O primeiro evento foi uma negociação mal sucedida com a Glencore, uma multinacional suíça. A Sperafico, buscando enfrentar as adversidades econômicas, negociou a venda de ações de duas de suas empresas para a Glencore, uma das principais traders de commodities e matérias-primas. O acordo previa a aquisição de 51% das ações por 128 milhões de reais e um financiamento adicional de 240 milhões de reais para capital de giro. No entanto, apesar de cumprir todas as exigências, a Glencore desistiu da compra, resultando em um prejuízo financeiro de cerca de 30 milhões de reais para a Sperafico.
Outro fator que exacerbou a crise foi a falência das Fazendas Boi Gordo no início dos anos 2000, com dívidas de 2 bilhões de reais. A Sperafico havia arrendado duas fazendas da Boi Gordo no Mato Grosso e comprou parte de uma empresa relacionada, o que levou a um entendimento judicial equivocado de responsabilidade da Sperafico pelas dívidas da Boi Gordo. Isso resultou no bloqueio temporário de bens da empresa, afetando sua operação no mercado.
Além disso, a Sperafico investiu nas áreas arrendadas, mas perdeu esses investimentos quando as terras foram vendidas a outras empresas. Estes problemas, juntamente com a quebra de safra em 2021 e 2022, contribuíram para a situação de dívida bilionária enfrentada pela empresa atualmente.
Plano da Gigante do Agro para deixar a crise e voltar a crescer
Inicialmente, a Sperafico deu entrada em seu pedido de recuperação judicial em Campo Grande (MS), em junho de 2022. O argumento era que, apesar de a companhia ter sede no Paraná, era em Mato Grosso do Sul que o maior volume financeiro era gerado e onde as subsidiárias teriam melhores condições de honrar os compromissos.
A empresa reportava dívidas pouco superiores a R$ 1 bilhão. O pedido foi aceito pelo juiz José Henrique Neiva de Carvalho e Silva, da Vara de Falências de Campo Grande, que nomeou a Cury Sociedade Individual de Advocacia como administradora judicial.
Seis meses depois, o Tribunal de Justiça de Mato Grosso do Sul determinou a transferência da RJ para Toledo (PR).
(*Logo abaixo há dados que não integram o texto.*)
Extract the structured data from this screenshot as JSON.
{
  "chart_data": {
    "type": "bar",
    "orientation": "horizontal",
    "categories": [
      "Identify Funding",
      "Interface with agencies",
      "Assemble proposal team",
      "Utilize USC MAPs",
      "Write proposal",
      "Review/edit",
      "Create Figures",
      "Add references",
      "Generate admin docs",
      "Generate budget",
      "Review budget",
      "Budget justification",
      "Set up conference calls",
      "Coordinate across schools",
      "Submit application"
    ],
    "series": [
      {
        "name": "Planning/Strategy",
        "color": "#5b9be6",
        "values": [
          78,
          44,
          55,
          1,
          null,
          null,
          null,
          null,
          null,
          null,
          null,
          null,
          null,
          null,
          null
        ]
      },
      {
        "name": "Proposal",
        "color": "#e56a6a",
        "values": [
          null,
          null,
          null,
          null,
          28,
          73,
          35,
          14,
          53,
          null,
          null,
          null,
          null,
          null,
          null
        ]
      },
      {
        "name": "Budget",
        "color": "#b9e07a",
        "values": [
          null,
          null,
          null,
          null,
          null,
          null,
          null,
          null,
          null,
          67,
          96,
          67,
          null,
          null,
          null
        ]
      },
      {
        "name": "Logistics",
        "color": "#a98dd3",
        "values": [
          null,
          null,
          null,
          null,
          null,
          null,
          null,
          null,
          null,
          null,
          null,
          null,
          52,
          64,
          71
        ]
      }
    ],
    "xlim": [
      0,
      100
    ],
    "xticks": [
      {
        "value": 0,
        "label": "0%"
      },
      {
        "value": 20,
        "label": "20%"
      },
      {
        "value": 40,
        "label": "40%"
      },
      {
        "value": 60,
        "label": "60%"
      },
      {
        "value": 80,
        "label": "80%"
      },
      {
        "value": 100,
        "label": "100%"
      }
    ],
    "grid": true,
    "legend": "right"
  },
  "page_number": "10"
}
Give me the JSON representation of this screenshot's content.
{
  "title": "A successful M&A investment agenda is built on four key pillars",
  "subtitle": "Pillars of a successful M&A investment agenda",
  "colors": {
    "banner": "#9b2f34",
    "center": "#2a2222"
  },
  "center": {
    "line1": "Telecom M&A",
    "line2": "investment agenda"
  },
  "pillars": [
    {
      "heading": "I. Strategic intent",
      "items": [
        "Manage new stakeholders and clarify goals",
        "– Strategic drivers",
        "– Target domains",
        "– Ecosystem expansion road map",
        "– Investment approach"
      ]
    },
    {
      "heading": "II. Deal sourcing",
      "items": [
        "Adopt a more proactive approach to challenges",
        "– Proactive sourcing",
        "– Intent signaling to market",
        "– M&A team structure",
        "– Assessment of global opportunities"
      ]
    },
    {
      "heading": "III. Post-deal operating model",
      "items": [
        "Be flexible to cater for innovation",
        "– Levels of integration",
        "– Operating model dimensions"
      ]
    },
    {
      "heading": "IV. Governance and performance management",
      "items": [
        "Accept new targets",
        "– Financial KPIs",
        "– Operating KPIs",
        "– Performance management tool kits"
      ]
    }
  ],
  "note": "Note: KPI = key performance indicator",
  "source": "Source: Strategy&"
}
Com 60% dos credores no Paraná, a ideia de trazer a recuperação para o Estado tinha por objetivo aproximar os credores do processo.
Entre os maiores credores da Sperafico estão a Imcopa, a Glencore, a cooperativa LAR, os bancos Voiter, Daycoval, Santander, Bradesco e Safra e o fundo PCG-Brasil. “Com a homologação do plano, os primeiros a receber são os credores trabalhistas, a partir de janeiro”, disse Isabella Nunes, advogada da DASA Advogados, representante da Sperafico.
O plano de reestruturação prevê o que será feito para pagamento dos credores, sendo definido que:
- Credores trabalhistas: será aplicado um deságio de 73,5%. Para 15% dos credores, o pagamento será feito em um ano. Para o restante, em 20 anos.
- Credores com garantia real: será aplicado um deságio de 78,2% sobre o valor da dívida. O saldo restante será pago em até 20 anos.
- Credores quirografários: será aplicado um deságio de 78,7% sobre o valor da dívida. O saldo restante será pago em até 20 anos.
- Credores microempresas: será aplicado um deságio de 80% sobre o valor da dívida. O saldo restante será pago em até 20 anos.
“Isso foi de fato um grande case para uma recuperação judicial”, afirmou avalia o advogado Daniel Amaral. Ele comentou ainda, segundo a Exame, que ver a dívida passar de 1,3 bilhão de reais para 280 milhões de reais é algo extraordinário.